Semantic Forms already does this, no?

david wrote:

Yaron, could you point to a wiki installation that does that? Ours doesn't with a standard setup, requiring emailconfirmation to be able to edit pages.

There are three parts to this problem:

1. The Form Namespace. Solved this by using the Lockdown extension and the following rules:

$wgNamespacePermissionLockdown[106]['edit'] = array('sysop');
$wgNamespacePermissionLockdown[106]['read'] = array('user');

2. The Special:FormEdit page, solved as well using Lockdown:

$wgSpecialPageLockdown['FormEdit'] = array('user');

3. The formedit action, solved, again, as $wgGroupPermission doesn't have a 'formedit' key, using Lockdown:

$wgActionLockdown['formedit'] = array('user');

Failing to do this, forms are always accessible, even when not logged in. While the "edit with source" link says that login is required, the formedit action displays the form and loads the data. All it does it say that instead of a username, the IP will be logged.

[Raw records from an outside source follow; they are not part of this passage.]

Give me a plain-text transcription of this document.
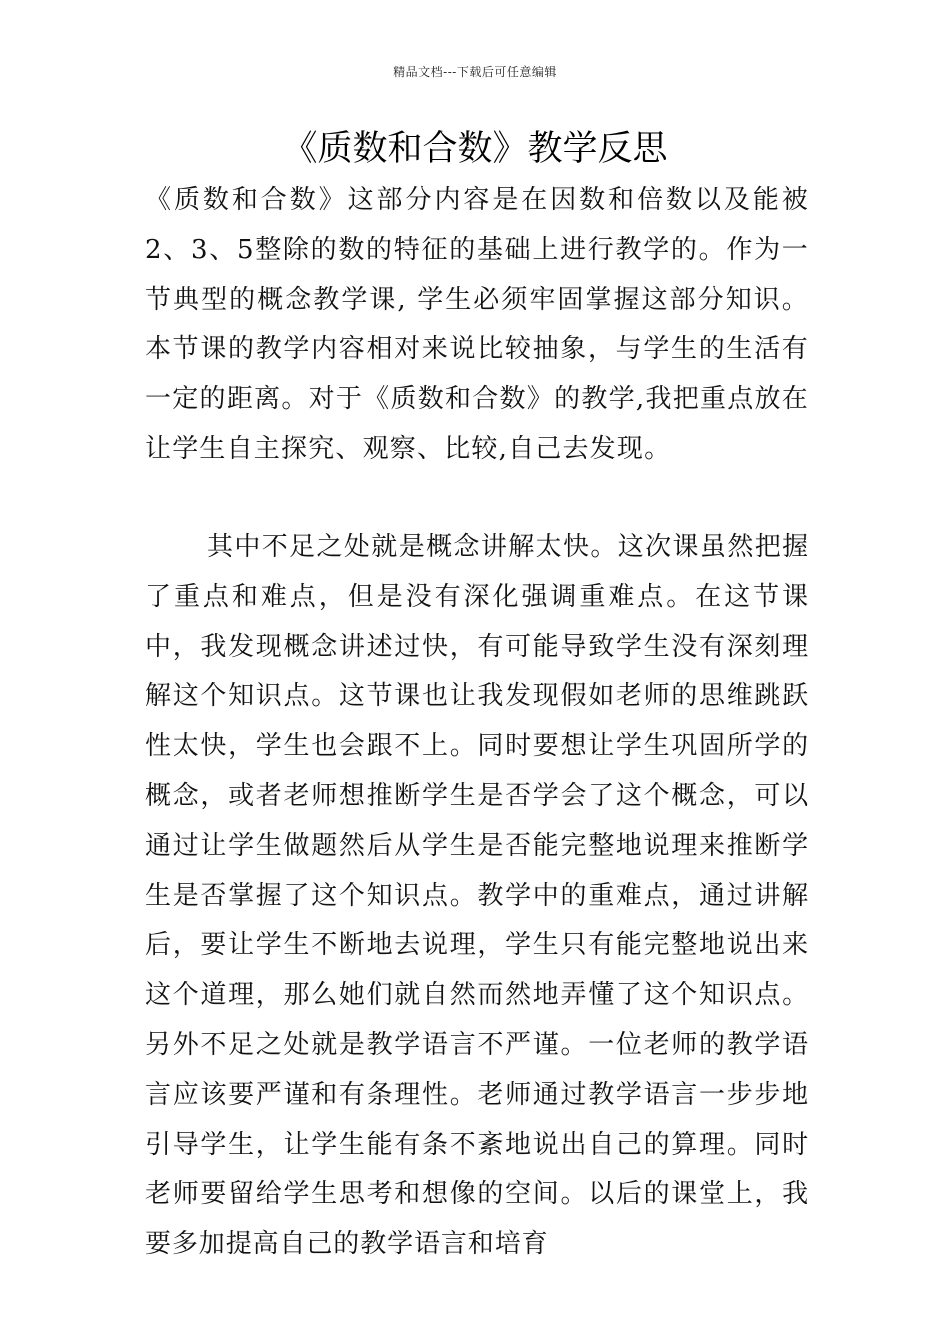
精品文档---下载后可任意编辑
《质数和合数》教学反思

《质数和合数》这部分内容是在因数和倍数以及能被2、3、5整除的数的特征的基础上进行教学的。作为一节典型的概念教学课, 学生必须牢固掌握这部分知识。本节课的教学内容相对来说比较抽象，与学生的生活有一定的距离。对于《质数和合数》的教学,我把重点放在让学生自主探究、观察、比较,自己去发现。

其中不足之处就是概念讲解太快。这次课虽然把握了重点和难点，但是没有深化强调重难点。在这节课中，我发现概念讲述过快，有可能导致学生没有深刻理解这个知识点。这节课也让我发现假如老师的思维跳跃性太快，学生也会跟不上。同时要想让学生巩固所学的概念，或者老师想推断学生是否学会了这个概念，可以通过让学生做题然后从学生是否能完整地说理来推断学生是否掌握了这个知识点。教学中的重难点，通过讲解后，要让学生不断地去说理，学生只有能完整地说出来这个道理，那么她们就自然而然地弄懂了这个知识点。 另外不足之处就是教学语言不严谨。一位老师的教学语言应该要严谨和有条理性。老师通过教学语言一步步地引导学生，让学生能有条不紊地说出自己的算理。同时老师要留给学生思考和想像的空间。以后的课堂上，我要多加提高自己的教学语言和培育
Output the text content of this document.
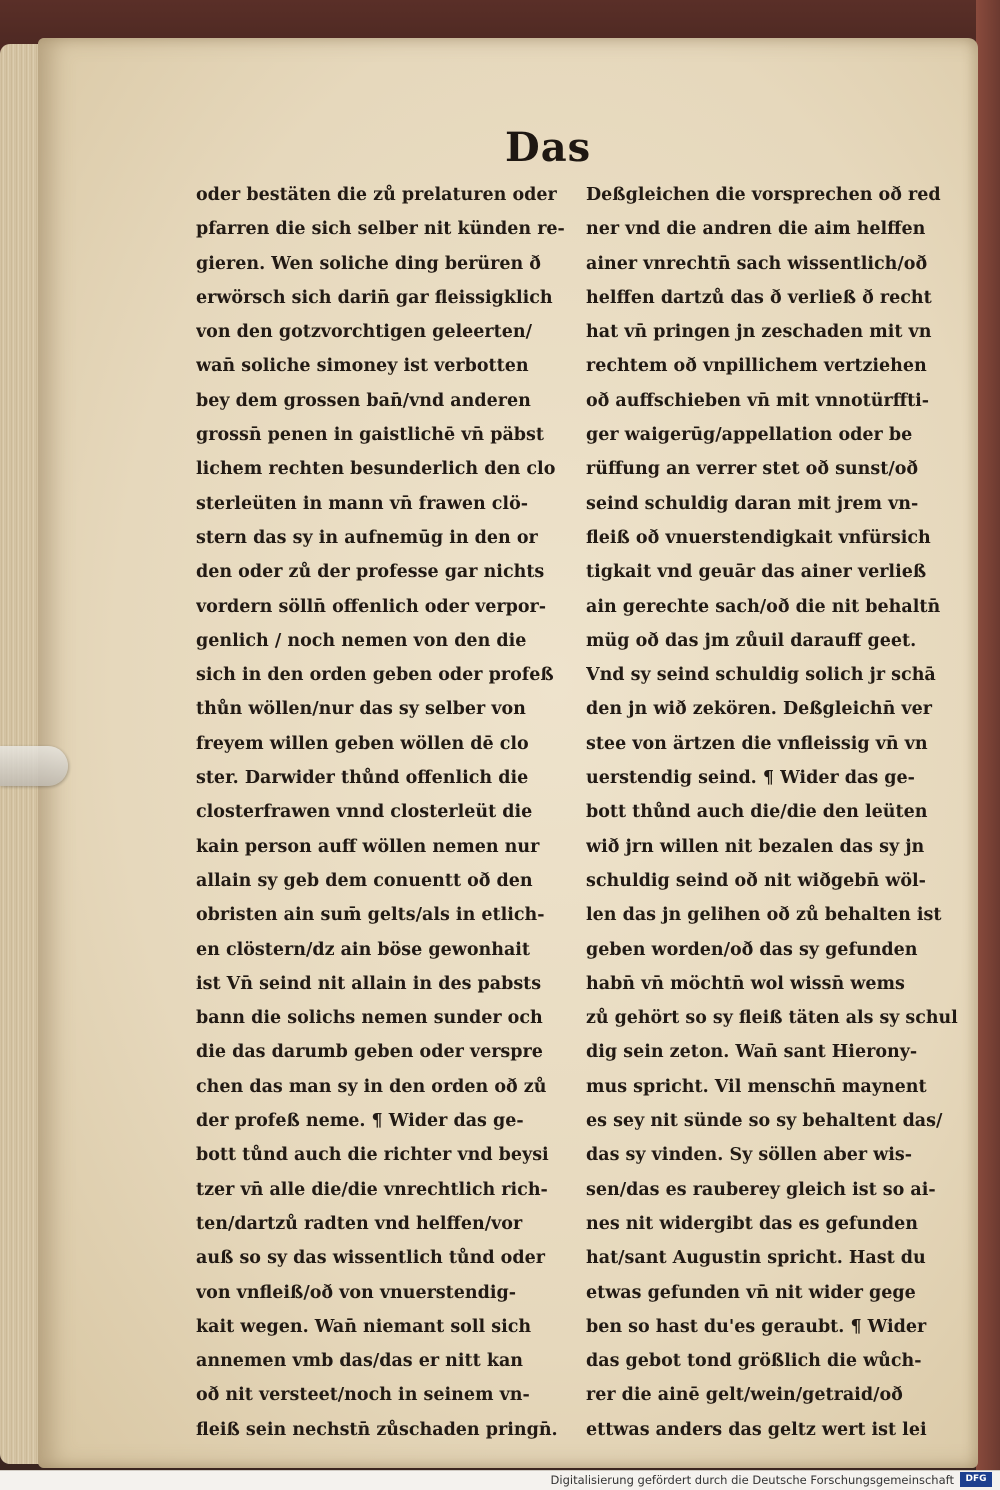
Das
oder bestäten die zů prelaturen oder
pfarren die sich selber nit künden re-
gieren. Wen soliche ding berüren ð
erwörsch sich darin̄ gar fleissigklich
von den gotzvorchtigen geleerten/
wan̄ soliche simoney ist verbotten
bey dem grossen ban̄/vnd anderen
grossn̄ penen in gaistlichē vn̄ päbst
lichem rechten besunderlich den clo
sterleüten in mann vn̄ frawen clö-
stern das sy in aufnemūg in den or
den oder zů der professe gar nichts
vordern sölln̄ offenlich oder verpor-
genlich / noch nemen von den die
sich in den orden geben oder profeß
thůn wöllen/nur das sy selber von
freyem willen geben wöllen dē clo
ster. Darwider thůnd offenlich die
closterfrawen vnnd closterleüt die
kain person auff wöllen nemen nur
allain sy geb dem conuentt oð den
obristen ain sum̄ gelts/als in etlich-
en clöstern/dz ain böse gewonhait
ist Vn̄ seind nit allain in des pabsts
bann die solichs nemen sunder och
die das darumb geben oder verspre
chen das man sy in den orden oð zů
der profeß neme. ¶ Wider das ge-
bott tůnd auch die richter vnd beysi
tzer vn̄ alle die/die vnrechtlich rich-
ten/dartzů radten vnd helffen/vor
auß so sy das wissentlich tůnd oder
von vnfleiß/oð von vnuerstendig-
kait wegen. Wan̄ niemant soll sich
annemen vmb das/das er nitt kan
oð nit versteet/noch in seinem vn-
fleiß sein nechstn̄ zůschaden pringn̄.
Deßgleichen die vorsprechen oð red
ner vnd die andren die aim helffen
ainer vnrechtn̄ sach wissentlich/oð
helffen dartzů das ð verließ ð recht
hat vn̄ pringen jn zeschaden mit vn
rechtem oð vnpillichem vertziehen
oð auffschieben vn̄ mit vnnotürffti-
ger waigerūg/appellation oder be
rüffung an verrer stet oð sunst/oð
seind schuldig daran mit jrem vn-
fleiß oð vnuerstendigkait vnfürsich
tigkait vnd geuār das ainer verließ
ain gerechte sach/oð die nit behaltn̄
müg oð das jm zůuil darauff geet.
Vnd sy seind schuldig solich jr schā
den jn wið zekören. Deßgleichn̄ ver
stee von ärtzen die vnfleissig vn̄ vn
uerstendig seind. ¶ Wider das ge-
bott thůnd auch die/die den leüten
wið jrn willen nit bezalen das sy jn
schuldig seind oð nit wiðgebn̄ wöl-
len das jn gelihen oð zů behalten ist
geben worden/oð das sy gefunden
habn̄ vn̄ möchtn̄ wol wissn̄ wems
zů gehört so sy fleiß täten als sy schul
dig sein zeton. Wan̄ sant Hierony-
mus spricht. Vil menschn̄ maynent
es sey nit sünde so sy behaltent das/
das sy vinden. Sy söllen aber wis-
sen/das es rauberey gleich ist so ai-
nes nit widergibt das es gefunden
hat/sant Augustin spricht. Hast du
etwas gefunden vn̄ nit wider gege
ben so hast du'es geraubt. ¶ Wider
das gebot tond größlich die wůch-
rer die ainē gelt/wein/getraid/oð
ettwas anders das geltz wert ist lei
Digitalisierung gefördert durch die Deutsche Forschungsgemeinschaft	DFG
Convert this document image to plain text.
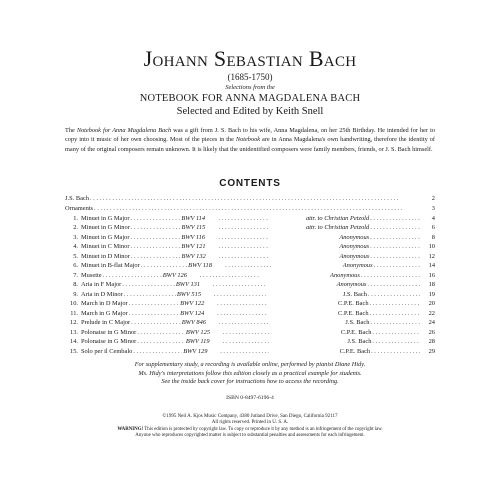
Johann Sebastian Bach
(1685-1750)
Selections from the
NOTEBOOK FOR ANNA MAGDALENA BACH
Selected and Edited by Keith Snell
The Notebook for Anna Magdalena Bach was a gift from J. S. Bach to his wife, Anna Magdalena, on her 25th Birthday. He intended for her to copy into it music of her own choosing. Most of the pieces in the Notebook are in Anna Magdalena's own handwriting, therefore the identity of many of the original composers remain unknown. It is likely that the unidentified composers were family members, friends, or J. S. Bach himself.
CONTENTS
J.S. Bach . . .	2
Ornaments . . .	3
1. Minuet in G Major . . .	BWV 114 . . .	attr. to Christian Petzold . . .	4
2. Minuet in G Minor . . .	BWV 115 . . .	attr. to Christian Petzold . . .	6
3. Minuet in G Major . . .	BWV 116 . . .	Anonymous . . .	8
4. Minuet in C Minor . . .	BWV 121 . . .	Anonymous . . .	10
5. Minuet in D Minor . . .	BWV 132 . . .	Anonymous . . .	12
6. Minuet in B-flat Major . . .	BWV 118 . . .	Anonymous . . .	14
7. Musette . . .	BWV 126 . . .	Anonymous . . .	16
8. Aria in F Major . . .	BWV 131 . . .	Anonymous . . .	18
9. Aria in D Minor . . .	BWV 515 . . .	J.S. Bach . . .	19
10. March in D Major . . .	BWV 122 . . .	C.P.E. Bach . . .	20
11. March in G Major . . .	BWV 124 . . .	C.P.E. Bach . . .	22
12. Prelude in C Major . . .	BWV 846 . . .	J.S. Bach . . .	24
13. Polonaise in G Minor . . .	BWV 125 . . .	C.P.E. Bach . . .	26
14. Polonaise in G Minor . . .	BWV 119 . . .	J.S. Bach . . .	28
15. Solo per il Cembalo . . .	BWV 129 . . .	C.P.E. Bach . . .	29
For supplementary study, a recording is available online, performed by pianist Diane Hidy.
Ms. Hidy's interpretations follow this edition closely as a practical example for students.
See the inside back cover for instructions how to access the recording.
ISBN 0-8497-6196-4
©1995 Neil A. Kjos Music Company, 4380 Jutland Drive, San Diego, California 92117
All rights reserved. Printed in U. S. A.
WARNING! This edition is protected by copyright law. To copy or reproduce it by any method is an infringement of the copyright law.
Anyone who reproduces copyrighted matter is subject to substantial penalties and assessments for each infringement.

Have I missed a SemanticForms config option then?

Ah, I see - I bet this is an issue with the Lockdown extension specifically. I'll try to look into it. I also changed the bug title, to more accurately (I think) reflect the issue.

david wrote:

No I believe I wasn't very clear in my description.

The Lockdown extension actually works. The behaviour I described at the end is without lockdown.

The only behaviour that could be improved would be the page displayed on lockdown's actionlock. Now there is only an empty page. But I'm not sure whether is is up to lockdown or SF to fill that page.

Well, now I'm completely confused. Wasn't the issue that SF displays an editable form for a page that's not actually editable, due to Lockdown?

david wrote:

Sorry for confusing you. No, actually not. The issue is that SF displays a form, regardless whether a user is actually logged in and has thus edit rights on the loaded page.

Take this example, leaving lockdown totally out of the loop:

Your wiki is set only to allow emailconfirmed users to edit pages. Now when a person that is not logged in visits the site and clicks the "edit with form" link, he or she is presented with a form and data, as well as enable Save and Cancel buttons/links. The person only notices that she wasn't allowed to edit until after she submits the form. Lots of typed text is lost and fury ensues.

david wrote:

Oh, I've just now noticed that the subject says exactly that. Well then the subject is plainly wrong. Sorry, that would have been a miscommunication between Kenn and myself then.

Actually, I was the one who set that bug title. Anyway, SF shouldn't be doing that. Do you have a URL that shows this?

david wrote:

Give me 2 minutes to disable lockdown, then try any of the Forms under the Tools menu at https://www.hackerspace.lu/wiki/Syn2cat

Aha, now I see the issue; I changed the title, again, to reflect it.

You uncovered a bug in MediaWiki, which I sent a note about. Anyway, this was good timing - I put in a workaround for it into SF, and I just released a new version of SF (2.0.5), so this fix is already in the new version.

david wrote:

Neat! I have now updated the SF extension and removed the LockDown extension. I can confirm that access controls are working correctly now. Thanks Yaron.